For the following question:
The barcode strings of a new product are created from four letters A, B, C, D and ten digits 0, 1, 2, ..., 9. No three letters may be written consecutively in a barcode string. There is no restriction on the order in which the numbers are written. Find the number of barcode strings that can be created.
The correct answer is $7.66 \cdot 10^{10}$, which I can achieve by subtracting the number of barcodes with three or four consecutive letters from the total number of barcodes.
However, I found another approach which yields a slightly different answer (which I suspect is wrong, but I can't explain why):
By calculating:
$10! \cdot 11 \cdot 10 \cdot 9 \cdot 8$ (number of barcodes with four separated letters),
$+ 10! \cdot \binom{4}{2} \cdot 2 \cdot 11 \cdot 10 \cdot 9$ (number of barcodes with two letters grouped together and the other two separated)

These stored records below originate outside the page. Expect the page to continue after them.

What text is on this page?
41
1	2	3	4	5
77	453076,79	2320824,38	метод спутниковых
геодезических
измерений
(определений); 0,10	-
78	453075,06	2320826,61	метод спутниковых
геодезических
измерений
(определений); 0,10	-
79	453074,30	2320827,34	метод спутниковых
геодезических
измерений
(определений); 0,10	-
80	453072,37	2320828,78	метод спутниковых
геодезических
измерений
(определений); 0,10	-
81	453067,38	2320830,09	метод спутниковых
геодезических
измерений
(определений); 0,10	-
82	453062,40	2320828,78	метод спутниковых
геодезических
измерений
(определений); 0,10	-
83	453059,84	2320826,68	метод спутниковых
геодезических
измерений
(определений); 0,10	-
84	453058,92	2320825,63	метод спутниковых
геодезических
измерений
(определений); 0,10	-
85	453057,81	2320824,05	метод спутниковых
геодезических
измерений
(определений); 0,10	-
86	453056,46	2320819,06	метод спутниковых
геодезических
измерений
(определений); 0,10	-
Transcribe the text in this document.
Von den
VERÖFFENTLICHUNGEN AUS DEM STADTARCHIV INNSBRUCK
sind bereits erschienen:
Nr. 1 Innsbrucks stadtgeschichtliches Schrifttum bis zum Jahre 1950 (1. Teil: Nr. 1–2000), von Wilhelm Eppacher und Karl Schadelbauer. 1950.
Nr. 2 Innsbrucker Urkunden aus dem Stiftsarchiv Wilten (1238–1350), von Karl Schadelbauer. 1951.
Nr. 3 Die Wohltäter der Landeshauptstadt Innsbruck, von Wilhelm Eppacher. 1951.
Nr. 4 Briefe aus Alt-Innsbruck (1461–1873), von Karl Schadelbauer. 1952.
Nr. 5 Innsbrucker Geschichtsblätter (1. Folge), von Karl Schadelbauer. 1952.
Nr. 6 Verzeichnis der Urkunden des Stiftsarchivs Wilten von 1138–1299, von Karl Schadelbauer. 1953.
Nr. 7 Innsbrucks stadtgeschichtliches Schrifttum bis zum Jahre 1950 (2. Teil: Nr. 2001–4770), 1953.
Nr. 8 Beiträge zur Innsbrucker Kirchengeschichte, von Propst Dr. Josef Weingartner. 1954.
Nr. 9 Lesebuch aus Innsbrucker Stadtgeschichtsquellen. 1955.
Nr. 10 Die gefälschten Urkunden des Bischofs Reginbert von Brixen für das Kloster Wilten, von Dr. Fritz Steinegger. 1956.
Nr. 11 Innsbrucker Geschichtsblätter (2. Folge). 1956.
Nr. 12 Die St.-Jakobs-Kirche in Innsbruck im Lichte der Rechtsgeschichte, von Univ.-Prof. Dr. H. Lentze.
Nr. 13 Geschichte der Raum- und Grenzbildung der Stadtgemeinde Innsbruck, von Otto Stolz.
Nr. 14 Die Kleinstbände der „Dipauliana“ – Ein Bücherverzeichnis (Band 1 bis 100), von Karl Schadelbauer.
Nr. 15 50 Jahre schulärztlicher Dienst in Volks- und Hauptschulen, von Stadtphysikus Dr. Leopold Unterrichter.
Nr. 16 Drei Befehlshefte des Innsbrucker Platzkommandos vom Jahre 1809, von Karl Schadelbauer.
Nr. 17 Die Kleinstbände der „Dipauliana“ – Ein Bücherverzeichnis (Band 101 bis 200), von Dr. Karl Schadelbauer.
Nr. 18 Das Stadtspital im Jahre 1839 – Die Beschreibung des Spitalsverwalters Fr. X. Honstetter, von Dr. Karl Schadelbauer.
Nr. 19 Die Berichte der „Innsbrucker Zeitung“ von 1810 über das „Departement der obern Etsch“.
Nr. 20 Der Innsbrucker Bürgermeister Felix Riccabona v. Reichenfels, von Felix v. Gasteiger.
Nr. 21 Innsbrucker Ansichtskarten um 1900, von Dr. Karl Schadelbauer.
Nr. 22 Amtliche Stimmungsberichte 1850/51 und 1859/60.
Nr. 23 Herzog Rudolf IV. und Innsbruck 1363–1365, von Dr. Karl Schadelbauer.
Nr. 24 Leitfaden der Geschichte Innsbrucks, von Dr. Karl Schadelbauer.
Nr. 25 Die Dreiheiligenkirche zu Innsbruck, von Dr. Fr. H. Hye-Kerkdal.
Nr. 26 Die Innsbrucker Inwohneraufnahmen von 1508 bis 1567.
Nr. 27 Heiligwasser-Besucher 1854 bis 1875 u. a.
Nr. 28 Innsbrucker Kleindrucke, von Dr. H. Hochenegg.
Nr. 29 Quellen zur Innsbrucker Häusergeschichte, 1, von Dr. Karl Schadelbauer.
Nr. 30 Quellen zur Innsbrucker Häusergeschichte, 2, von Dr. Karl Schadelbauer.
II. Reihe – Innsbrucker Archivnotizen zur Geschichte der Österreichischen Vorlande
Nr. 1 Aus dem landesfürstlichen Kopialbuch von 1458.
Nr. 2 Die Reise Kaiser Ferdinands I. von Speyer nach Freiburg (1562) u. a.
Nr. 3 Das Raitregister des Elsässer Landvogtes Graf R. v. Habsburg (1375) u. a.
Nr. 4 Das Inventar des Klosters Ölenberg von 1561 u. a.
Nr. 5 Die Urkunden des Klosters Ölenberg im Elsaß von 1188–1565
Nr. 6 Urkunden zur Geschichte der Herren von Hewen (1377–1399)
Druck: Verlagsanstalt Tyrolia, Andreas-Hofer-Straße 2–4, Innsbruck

$+ 10! \cdot \binom{4}{2} \cdot 2 \cdot 2 \cdot 11 \cdot 10$ (number of barcodes with two pairs of letters)
I get $8.14 \cdot 10^{10}$ which suggests that I've counted some possibilities several times. Where did I make a mistake?
The answer should be -
$10! \cdot {11 \choose 4} \cdot4! + 10! \cdot 2 \cdot {4 \choose 2} \cdot {11 \choose 3} \cdot 3!+ 10! \cdot {4 \choose 2} \cdot {11 \choose 2} \cdot 2! \cdot 2!$
First term - all four alphabets are separate.
Second term - three groups of alphabets separated from each other (one group has two alphabets together)
Third term - two groups of alphabets separated from each other (each group has two alphabets together)
It is the last term where you have a mistake. we first make two ordered groups of alphabets by ${4 \choose 2}$. We then choose $2$ places for two groups out of $11$ places. We then permute both pairs within ($2! \cdot 2!$). Like other terms, we permute digits by $10! \ $.